The statement read, “We, members of the Nigeria Governors’ Forum (NGF), at our meeting held today, deliberated on various issues of national importance.

“The Forum celebrates with workers across the country their dedication to service and patience as we work with the Federal Government, labour, organised private sector, and relevant stakeholders to arrive at an implementable national minimum wage.

“While we acknowledge various initiatives adopted recently by way of wage awards and partial wage adjustments, it is imperative to state that the 37-member tripartite committee inaugurated on the National Minimum Wage is still in consultation and yet to conclude its work.

“As members of the committee, we are reviewing our individual fiscal space as state governments and the consequential impact of various recommendations to arrive at an improved minimum wage we can pay sustainably. We remain committed to the process and promise that better wages will be the invariable outcome of ongoing negotiations.

“Members received the outgoing Country Director, Mr. Shubham Chadhuri, and the incoming Country Director, Mr. Ndiame Diop, of the World Bank, to discuss the Bank’s vision for transitioning. Mr. Chadhuri appreciated the Forum for the strategic role it continues to play in coordinating collective action for developmental change.

“He applauded the non-partisan character of the Forum, the professionalism of its Secretariat, and state governments’ commitment to mutual accountability mechanisms such as performance-based financing interventions by the Bank. Members expressed confidence in the choice of Mr. Diop to lead the collaboration going forward and look forward to a sustained and deepened relationship.

“The Forum discussed the revised National Policy on Justice (2024–2028) from the just concluded National Summit on Justice on 24th & 25th April 2024. Members agreed to consider the submissions from the summit as may concern their individual states, including recommended legal amendments, administrative improvements, and policies to strengthen the justice sector. Also, the Forum committed to looking into issues bordering on remuneration of state judicial officers and the infrastructure of the courts.”

“The Forum received a presentation from the National Human Capital Development (HCD) Programme—Core Working Group Secretariat, led by Ms. Rukaiya El-Rufai and Dr. Ahmad Abdulwahab. Both highlighted the marginal progress made by states and its contribution to Nigeria’s Human Development Index (HDI), especially across health, nutrition, education, and labour force participation.

“Having reviewed the previous program design and national strategy, a revised governance and implementation roadmap was proposed to scale up impact and ensure sustainability.
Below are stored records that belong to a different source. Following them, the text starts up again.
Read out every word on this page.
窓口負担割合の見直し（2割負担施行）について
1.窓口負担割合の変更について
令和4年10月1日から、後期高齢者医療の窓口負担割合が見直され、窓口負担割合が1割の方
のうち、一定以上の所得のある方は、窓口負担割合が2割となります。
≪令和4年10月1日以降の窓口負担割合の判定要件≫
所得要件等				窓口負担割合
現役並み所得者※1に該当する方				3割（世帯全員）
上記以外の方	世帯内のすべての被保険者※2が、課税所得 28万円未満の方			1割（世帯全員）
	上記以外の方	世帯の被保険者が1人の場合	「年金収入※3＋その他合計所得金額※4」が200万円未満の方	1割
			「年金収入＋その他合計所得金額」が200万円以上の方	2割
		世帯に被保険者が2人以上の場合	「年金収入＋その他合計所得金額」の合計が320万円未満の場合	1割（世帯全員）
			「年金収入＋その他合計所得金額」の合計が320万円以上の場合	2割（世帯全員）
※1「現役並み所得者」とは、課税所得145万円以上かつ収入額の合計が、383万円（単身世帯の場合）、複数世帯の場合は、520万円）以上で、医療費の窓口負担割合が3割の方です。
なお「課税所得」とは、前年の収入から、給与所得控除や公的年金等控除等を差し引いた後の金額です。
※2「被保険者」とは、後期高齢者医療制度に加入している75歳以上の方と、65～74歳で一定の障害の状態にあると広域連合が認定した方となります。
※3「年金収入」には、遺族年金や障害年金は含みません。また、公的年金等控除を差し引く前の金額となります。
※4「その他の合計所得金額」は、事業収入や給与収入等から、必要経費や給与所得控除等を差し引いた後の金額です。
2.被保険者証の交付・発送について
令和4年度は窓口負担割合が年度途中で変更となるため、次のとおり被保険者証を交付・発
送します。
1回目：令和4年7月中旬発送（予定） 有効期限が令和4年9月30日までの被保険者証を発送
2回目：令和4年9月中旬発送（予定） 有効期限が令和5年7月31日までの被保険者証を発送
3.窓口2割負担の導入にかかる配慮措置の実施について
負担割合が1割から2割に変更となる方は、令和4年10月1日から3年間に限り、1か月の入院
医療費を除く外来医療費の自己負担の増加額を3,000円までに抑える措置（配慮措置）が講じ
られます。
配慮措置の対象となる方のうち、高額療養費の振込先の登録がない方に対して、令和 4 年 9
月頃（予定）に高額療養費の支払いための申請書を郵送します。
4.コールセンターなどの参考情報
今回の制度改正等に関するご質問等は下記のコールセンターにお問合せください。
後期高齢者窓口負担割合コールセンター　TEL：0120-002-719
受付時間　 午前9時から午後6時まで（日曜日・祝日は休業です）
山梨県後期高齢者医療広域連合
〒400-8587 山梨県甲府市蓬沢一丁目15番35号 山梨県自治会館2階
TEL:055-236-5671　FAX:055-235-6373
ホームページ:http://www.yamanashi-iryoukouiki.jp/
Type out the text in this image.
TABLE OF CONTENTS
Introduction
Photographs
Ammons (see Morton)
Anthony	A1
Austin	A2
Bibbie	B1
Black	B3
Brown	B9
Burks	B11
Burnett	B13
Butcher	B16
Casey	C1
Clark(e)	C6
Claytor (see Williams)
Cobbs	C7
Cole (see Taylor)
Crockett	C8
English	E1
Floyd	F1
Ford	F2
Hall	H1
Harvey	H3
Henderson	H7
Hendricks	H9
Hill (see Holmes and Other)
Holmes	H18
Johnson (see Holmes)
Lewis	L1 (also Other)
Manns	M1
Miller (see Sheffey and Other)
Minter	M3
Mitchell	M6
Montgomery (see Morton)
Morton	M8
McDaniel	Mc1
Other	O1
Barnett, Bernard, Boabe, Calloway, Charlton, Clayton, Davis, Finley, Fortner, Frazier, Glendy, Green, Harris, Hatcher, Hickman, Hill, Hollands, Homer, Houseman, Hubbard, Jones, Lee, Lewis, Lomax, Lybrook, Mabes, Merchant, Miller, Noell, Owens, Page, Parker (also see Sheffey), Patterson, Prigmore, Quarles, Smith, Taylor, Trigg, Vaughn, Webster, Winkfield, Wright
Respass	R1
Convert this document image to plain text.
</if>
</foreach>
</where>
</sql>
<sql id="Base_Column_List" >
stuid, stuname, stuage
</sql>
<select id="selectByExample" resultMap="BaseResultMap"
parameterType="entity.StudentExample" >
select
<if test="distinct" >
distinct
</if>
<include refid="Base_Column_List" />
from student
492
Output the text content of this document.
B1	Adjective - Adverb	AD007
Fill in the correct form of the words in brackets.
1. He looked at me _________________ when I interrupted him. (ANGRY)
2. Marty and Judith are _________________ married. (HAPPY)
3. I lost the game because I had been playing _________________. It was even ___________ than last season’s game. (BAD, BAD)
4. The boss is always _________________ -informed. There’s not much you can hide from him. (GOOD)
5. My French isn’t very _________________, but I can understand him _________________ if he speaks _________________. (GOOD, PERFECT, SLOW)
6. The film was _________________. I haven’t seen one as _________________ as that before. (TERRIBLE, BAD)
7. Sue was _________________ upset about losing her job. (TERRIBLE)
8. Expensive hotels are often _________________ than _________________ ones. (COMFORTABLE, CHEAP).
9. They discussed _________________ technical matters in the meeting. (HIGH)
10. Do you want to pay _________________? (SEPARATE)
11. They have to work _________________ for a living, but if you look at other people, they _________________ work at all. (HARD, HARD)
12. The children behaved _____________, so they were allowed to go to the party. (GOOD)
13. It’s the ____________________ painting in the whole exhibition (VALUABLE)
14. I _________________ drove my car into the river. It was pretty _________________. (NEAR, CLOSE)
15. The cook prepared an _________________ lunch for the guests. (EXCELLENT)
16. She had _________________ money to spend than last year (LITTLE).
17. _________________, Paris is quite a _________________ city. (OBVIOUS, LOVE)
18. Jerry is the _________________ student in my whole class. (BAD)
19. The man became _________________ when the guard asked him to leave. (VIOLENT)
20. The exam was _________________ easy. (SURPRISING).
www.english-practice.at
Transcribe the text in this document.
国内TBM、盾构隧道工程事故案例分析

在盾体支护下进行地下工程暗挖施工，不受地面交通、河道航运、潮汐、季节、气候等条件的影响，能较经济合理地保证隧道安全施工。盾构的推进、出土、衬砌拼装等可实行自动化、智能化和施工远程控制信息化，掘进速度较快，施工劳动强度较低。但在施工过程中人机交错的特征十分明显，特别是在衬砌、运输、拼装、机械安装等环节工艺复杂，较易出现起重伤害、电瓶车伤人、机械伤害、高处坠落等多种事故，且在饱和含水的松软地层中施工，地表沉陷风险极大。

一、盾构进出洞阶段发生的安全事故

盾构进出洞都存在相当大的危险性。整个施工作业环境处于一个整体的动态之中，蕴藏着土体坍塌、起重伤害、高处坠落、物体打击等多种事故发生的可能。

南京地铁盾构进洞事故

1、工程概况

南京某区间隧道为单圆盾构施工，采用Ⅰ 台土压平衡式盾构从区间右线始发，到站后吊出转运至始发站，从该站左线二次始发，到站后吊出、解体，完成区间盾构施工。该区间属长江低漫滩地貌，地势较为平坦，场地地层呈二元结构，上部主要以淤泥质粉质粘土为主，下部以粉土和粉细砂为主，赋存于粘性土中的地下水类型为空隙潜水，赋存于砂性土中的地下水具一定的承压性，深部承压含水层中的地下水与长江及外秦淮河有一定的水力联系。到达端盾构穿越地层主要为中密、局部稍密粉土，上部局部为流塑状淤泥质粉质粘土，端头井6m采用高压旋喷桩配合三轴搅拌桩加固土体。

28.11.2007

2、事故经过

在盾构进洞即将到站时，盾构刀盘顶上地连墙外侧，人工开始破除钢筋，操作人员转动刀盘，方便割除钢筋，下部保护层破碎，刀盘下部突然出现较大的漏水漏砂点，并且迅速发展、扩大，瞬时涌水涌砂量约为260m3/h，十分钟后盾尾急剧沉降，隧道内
Members pledged to support the effective domestication of proposed revisions to the national HCD strategy.

“Members received a briefing from Mrs. Oyinda Adedokun, Program Manager, State Action on Business Enabling Reforms (SABER) Federal Ministry of Finance Programme Coordination Unit.

“The briefing highlighted states’ performance in implementing advocated reforms relating to land administration; regulatory framework for private investment in fiber optic infrastructure, services provided by investment promotion agencies and public-private partnership units; efficiency and transparency of government-to-business services, under the World Bank financed program.

“The Forum commiserated with the Governors of Rivers State, H.E. Siminalayi Fubara, and Ogun State, H.E. Prince Dapo Abiodun, over the petrol tanker explosion and gas explosion that occurred on April 26th and 27th, 2024, respectively. Members called for proper maintenance of trucks, especially those fitted to convey Compressed Natural Gas (CNG), and recommended appropriate training for truck drivers.

“On enforcement of regulations, members resolved to engage relevant Ministries, Departments, & Agencies (MDAs) in order to align the activities of federal regulators with the operations of officials at the sub-national level.”